Suppose $M=\{ M_t\}_{t\geq 0}$ is a continuous local martingale, and $M_0=0$. Then I often see the following equation
$$\mathbb{E}M_t^2=\mathbb{E}\sum_i(M_{t_{i+1}}^2-M_{t_i}^2)=\mathbb{E}\sum_i(M_{t_{i+1}}-M_{t_i})^2.$$
I am new to stochastic analysis, so the second equation really puzzles me. If we expend the last expression in traditional way, certainly $M_{t_{i+1}}^2-M_{t_i}^2\neq(M_{t_{i+1}}-M_{t_i})^2$. So how does it work?

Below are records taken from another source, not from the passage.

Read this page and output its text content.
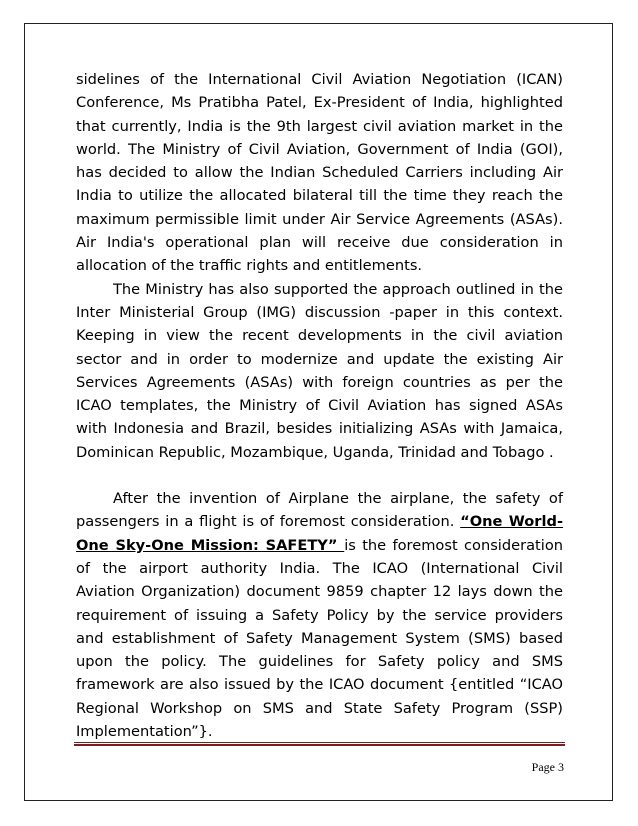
sidelines of the International Civil Aviation Negotiation (ICAN) Conference, Ms Pratibha Patel, Ex-President of India, highlighted that currently, India is the 9th largest civil aviation market in the world. The Ministry of Civil Aviation, Government of India (GOI), has decided to allow the Indian Scheduled Carriers including Air India to utilize the allocated bilateral till the time they reach the maximum permissible limit under Air Service Agreements (ASAs). Air India's operational plan will receive due consideration in allocation of the traffic rights and entitlements.

The Ministry has also supported the approach outlined in the Inter Ministerial Group (IMG) discussion -paper in this context. Keeping in view the recent developments in the civil aviation sector and in order to modernize and update the existing Air Services Agreements (ASAs) with foreign countries as per the ICAO templates, the Ministry of Civil Aviation has signed ASAs with Indonesia and Brazil, besides initializing ASAs with Jamaica, Dominican Republic, Mozambique, Uganda, Trinidad and Tobago .

After the invention of Airplane the airplane, the safety of passengers in a flight is of foremost consideration. “One World-One Sky-One Mission: SAFETY” is the foremost consideration of the airport authority India. The ICAO (International Civil Aviation Organization) document 9859 chapter 12 lays down the requirement of issuing a Safety Policy by the service providers and establishment of Safety Management System (SMS) based upon the policy. The guidelines for Safety policy and SMS framework are also issued by the ICAO document {entitled “ICAO Regional Workshop on SMS and State Safety Program (SSP) Implementation”}.

Page 3
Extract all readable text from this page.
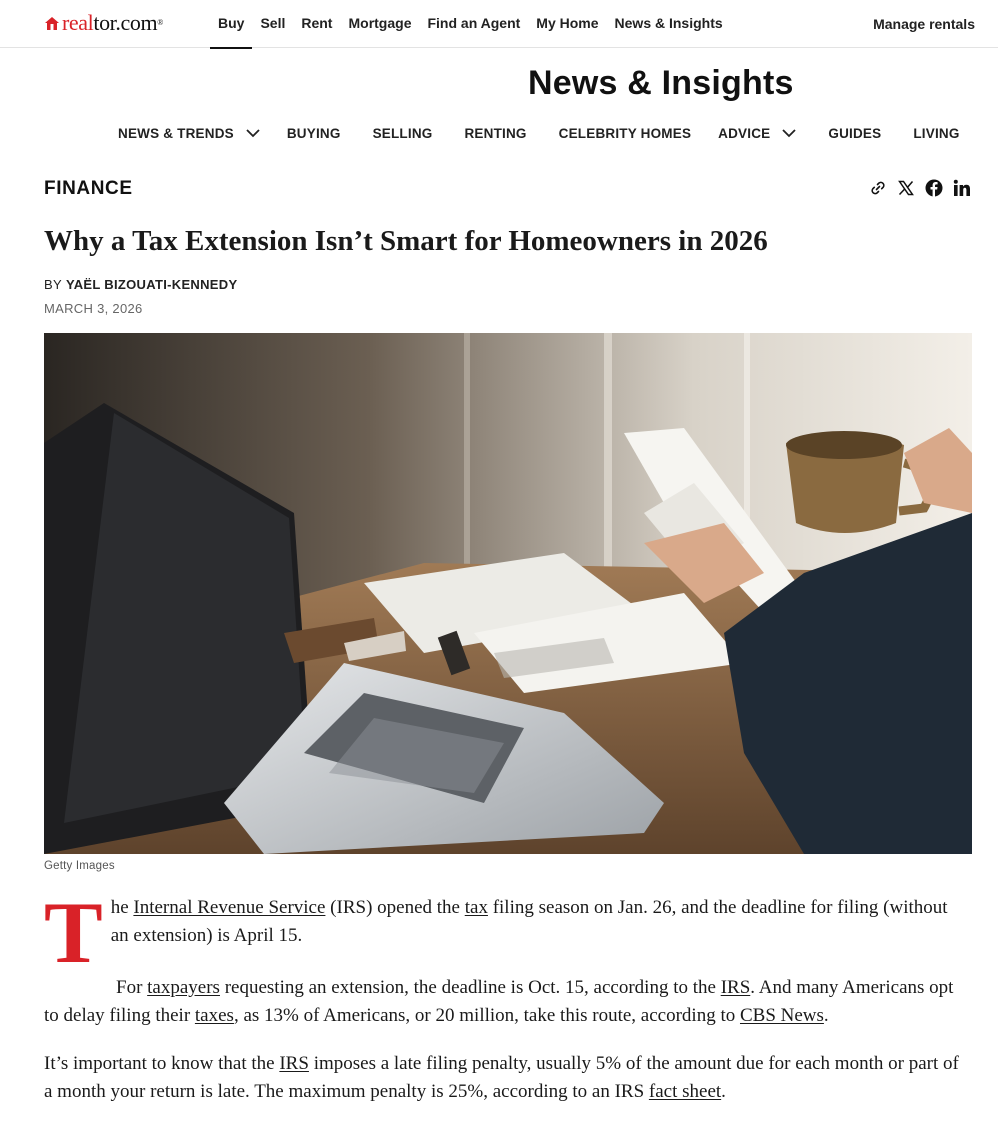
realtor.com®	Buy	Sell	Rent	Mortgage	Find an Agent	My Home	News & Insights	Manage rentals
News & Insights
NEWS & TRENDS	BUYING SELLING RENTING CELEBRITY HOMES ADVICE	GUIDES LIVING
FINANCE
Why a Tax Extension Isn’t Smart for Homeowners in 2026
BY YAËL BIZOUATI-KENNEDY
MARCH 3, 2026
Getty Images

The Internal Revenue Service (IRS) opened the tax filing season on Jan. 26, and the deadline for filing (without an extension) is April 15.

For taxpayers requesting an extension, the deadline is Oct. 15, according to the IRS. And many Americans opt to delay filing their taxes, as 13% of Americans, or 20 million, take this route, according to CBS News.

It’s important to know that the IRS imposes a late filing penalty, usually 5% of the amount due for each month or part of a month your return is late. The maximum penalty is 25%, according to an IRS fact sheet.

While it certain isn't true that $M_{t_{i+1}}^2 - M_{t_i}^2 = (M_{t_{i+1}} - M_{t_i})^2$, their expectations are the same. To see this, first assume that $M$ is a martingale, and use the tower property for conditional expectations: $$\begin{align*} \mathbb{E}[(M_{t_{i+1}} - M_{t_i})^2] &= \mathbb{E}(M_{t_{i+1}}^2) - \mathbb{E}[\mathbb{E}(2M_{t_{i+1} M_{t_i}} \, | \, \mathcal{F}_{t_i})] + \mathbb{E}(M_{t_{i}}^2) & \text{(tower property)}\\ &= \mathbb{E}(M_{t_{i+1}}^2) - 2\mathbb{E}[M_{t_i}\mathbb{E}(M_{t_{i+1} } \, | \, \mathcal{F}_{t_i})] + \mathbb{E}(M_{t_{i}}^2) & (M_{t_i} \text{ is }\mathcal{F}_{t_i}\text{-measurable}) \\ &= \mathbb{E}(M_{t_{i+1}}^2) - 2\mathbb{E}[M_{t_i}^2] + \mathbb{E}(M_{t_{i}}^2) & (\mathbb{E}(M_{t_{i+1} } \, | \, \mathcal{F}_{t_i}) = M_{t_i}) \\ &= \mathbb{E}(M_{t_{i+1}}^2 - M_{t_i}^2) \end{align*}$$
If $M$ is a local martingale, let $(\tau^n)$ be a localising sequence of stopping times (i.e. the processes $M_{t\land \tau^n}$ are martingales and $\tau^n \to \infty$ almost surely); then: $$\begin{align*} \mathbb{E}[(M_{t_{i+1}} - M_{t_i})^2] &= \lim_{n \to \infty} \mathbb{E}[(M_{t_{i+1} \land \tau^n} - M_{t_i\land \tau^n})^2] \\ &= \lim_{n \to \infty }\mathbb{E}(M_{t_{i+1} \land \tau^n}^2) - \mathbb{E}(M_{t_{i} \land \tau^n}^2) \\ &= \mathbb{E}(M_{t_{i+1}}^2 - M_{t_i}^2) \end{align*}$$